Runbook: autoscaling_controller_exceptions
This runbook covers steps to investigate and remediate when the Autoscaling Controller is experiencing exceptions. The alert fires when the exception count is greater than 0 for more than 5 minutes.
Impact
KEDA event tracking and DynamoDB updates may be degraded. While the controller is still running, exceptions indicate that some operations are failing, which could lead to incorrect scaling decisions or stale state.
Steps
1. Get admin permissions via Escalator
Request admin access through Escalator:
https://escalator.marqo-staging.com/
2. Copy admin credentials to local terminal
Copy the admin credentials from Escalator and export them in your terminal.
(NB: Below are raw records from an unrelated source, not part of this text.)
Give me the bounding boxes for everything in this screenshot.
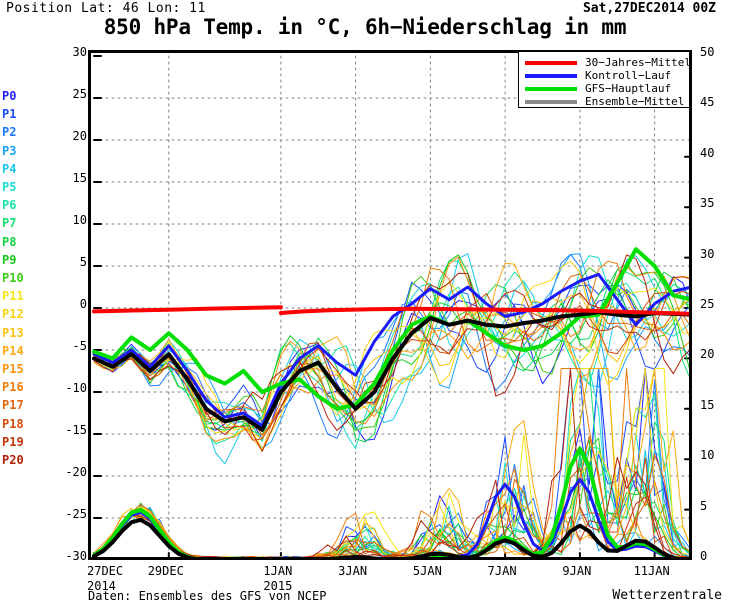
legend-swatch: [525, 60, 577, 65]
ensemble-mean-precip-line: [92, 517, 680, 557]
y-tick-left: 10: [72, 213, 87, 227]
legend-swatch: [525, 99, 577, 104]
y-tick-right: 45: [700, 95, 715, 110]
y-tick-right: 40: [700, 145, 715, 160]
member-label-p14: P14: [2, 343, 24, 358]
y-tick-right: 50: [700, 45, 715, 59]
member-label-p18: P18: [2, 416, 24, 431]
gfs-main-run-precip-line: [92, 446, 679, 557]
ensemble-member-precip-line-p7: [93, 368, 689, 557]
member-label-p20: P20: [2, 453, 24, 467]
legend-label: GFS−Hauptlauf: [585, 82, 672, 95]
member-label-p9: P9: [2, 252, 17, 267]
member-label-p16: P16: [2, 380, 24, 395]
y-tick-left: -15: [65, 423, 87, 437]
ensemble-member-temp-line-p18: [93, 290, 689, 441]
x-tick-label: 3JAN: [338, 564, 368, 578]
member-label-p10: P10: [2, 271, 24, 285]
x-tick-label: 1JAN: [263, 564, 293, 578]
y-tick-right: 35: [700, 196, 715, 211]
member-label-p17: P17: [2, 398, 24, 413]
x-tick-label: 11JAN: [633, 564, 670, 578]
position-line: Position Lat: 46 Lon: 11: [6, 1, 206, 16]
y-tick-left: 20: [72, 129, 87, 143]
y-tick-right: 20: [700, 347, 715, 362]
ensemble-member-precip-line-p20: [93, 368, 676, 557]
legend-box: 30−Jahres−Mittel Kontroll−Lauf GFS−Hauptla…: [518, 51, 691, 108]
x-tick-label: 27DEC: [87, 564, 124, 578]
ensemble-member-temp-line-p15: [93, 256, 689, 442]
legend-label: Ensemble−Mittel: [585, 95, 685, 108]
y-tick-left: 0: [79, 297, 87, 311]
y-tick-left: -30: [65, 549, 87, 563]
climate-mean-temp-segment-1: [92, 305, 283, 314]
member-label-p5: P5: [2, 180, 17, 194]
legend-item: 30−Jahres−Mittel: [525, 56, 691, 69]
member-label-p13: P13: [2, 325, 24, 340]
chart-title: 850 hPa Temp. in °C, 6h−Niederschlag in …: [103, 15, 627, 39]
member-label-p7: P7: [2, 216, 17, 231]
y-tick-right: 15: [700, 397, 715, 412]
y-tick-left: -10: [65, 381, 87, 395]
y-tick-right: 0: [700, 549, 708, 563]
y-tick-right: 10: [700, 448, 715, 463]
ensemble-member-temp-line-p3: [93, 253, 689, 449]
member-label-p1: P1: [2, 107, 17, 122]
ensemble-mean-temp-line: [92, 310, 689, 432]
y-tick-left: 5: [79, 255, 87, 269]
ensemble-member-temp-line-p8: [93, 271, 689, 443]
x-tick-label: 7JAN: [487, 564, 517, 578]
control-run-precip-line: [92, 477, 674, 557]
legend-item: Ensemble−Mittel: [525, 95, 685, 108]
y-tick-right: 30: [700, 246, 715, 261]
legend-swatch: [525, 73, 577, 78]
climate-mean-temp-segment-2: [278, 306, 689, 316]
x-tick-label: 29DEC: [147, 564, 184, 578]
y-tick-left: 25: [72, 87, 87, 101]
member-label-p8: P8: [2, 234, 17, 249]
legend-item: Kontroll−Lauf: [525, 69, 685, 82]
member-label-p2: P2: [2, 125, 17, 140]
legend-label: Kontroll−Lauf: [585, 69, 672, 82]
y-tick-left: 15: [72, 171, 87, 185]
ensemble-member-temp-line-p5: [93, 255, 689, 450]
legend-item: GFS−Hauptlauf: [525, 82, 685, 95]
x-tick-label: 5JAN: [412, 564, 442, 578]
model-run-date: Sat,27DEC2014 00Z: [582, 1, 716, 16]
y-tick-left: -5: [72, 339, 87, 353]
member-label-p4: P4: [2, 161, 17, 176]
x-tick-year-label: 2014: [87, 579, 116, 593]
member-label-p15: P15: [2, 362, 24, 376]
member-label-p0: P0: [2, 89, 17, 103]
gfs-main-run-temp-line: [92, 247, 689, 411]
y-tick-left: -25: [65, 507, 87, 521]
legend-swatch: [525, 86, 577, 91]
ensemble-member-precip-line-p10: [93, 437, 689, 557]
ensemble-member-precip-line-p17: [93, 435, 689, 557]
member-label-p12: P12: [2, 307, 24, 322]
x-tick-year-label: 2015: [263, 579, 293, 593]
plot-canvas: [92, 55, 689, 557]
control-run-temp-line: [92, 272, 689, 428]
y-tick-right: 5: [700, 498, 708, 513]
data-source-note: Daten: Ensembles des GFS von NCEP: [88, 589, 327, 603]
member-label-p11: P11: [2, 289, 24, 304]
y-tick-left: 30: [72, 45, 87, 59]
y-tick-left: -20: [65, 465, 87, 479]
brand-label: Wetterzentrale: [612, 588, 722, 603]
x-tick-label: 9JAN: [562, 564, 592, 578]
ensemble-member-temp-line-p2: [93, 253, 689, 439]
legend-label: 30−Jahres−Mittel: [585, 56, 691, 69]
y-tick-right: 25: [700, 297, 715, 311]
member-label-p6: P6: [2, 198, 17, 213]
plot-area: [88, 50, 692, 560]
member-label-p3: P3: [2, 143, 17, 158]
member-label-p19: P19: [2, 434, 24, 449]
3. Get EKS cluster credentials
aws eks update-kubeconfig --region us-east-1 --name cell2-MultitenantEKSCluster
4. Check Autoscaling Controller pod status
kubectl get pods -A | grep autoscaling-controller
Verify the pod is Running and Ready.
5. Check pod logs for exceptions
kubectl logs <pod-name> -n <namespace> --tail=500
Look for:
- Exception stack traces
- DynamoDB errors (throttling, conditional check failures)
- KEDA API errors
- Timeout or connectivity errors
6. Check DynamoDB table health
If exceptions are related to DynamoDB, check the table in AWS Console:
- Look for throttled read/write requests
- Verify table capacity settings
- Check for any ongoing table operations
7. Remediate
Depending on the root cause:
- If DynamoDB throttling: Consider increasing table capacity or switching to on-demand mode.
- If transient errors: The controller should recover automatically. Monitor to see if exceptions stop.
- If persistent errors: Restart the controller:
kubectl delete pod <pod-name> -n <namespace>
- If code/configuration issue: Check recent deployments for changes that may have introduced the issue.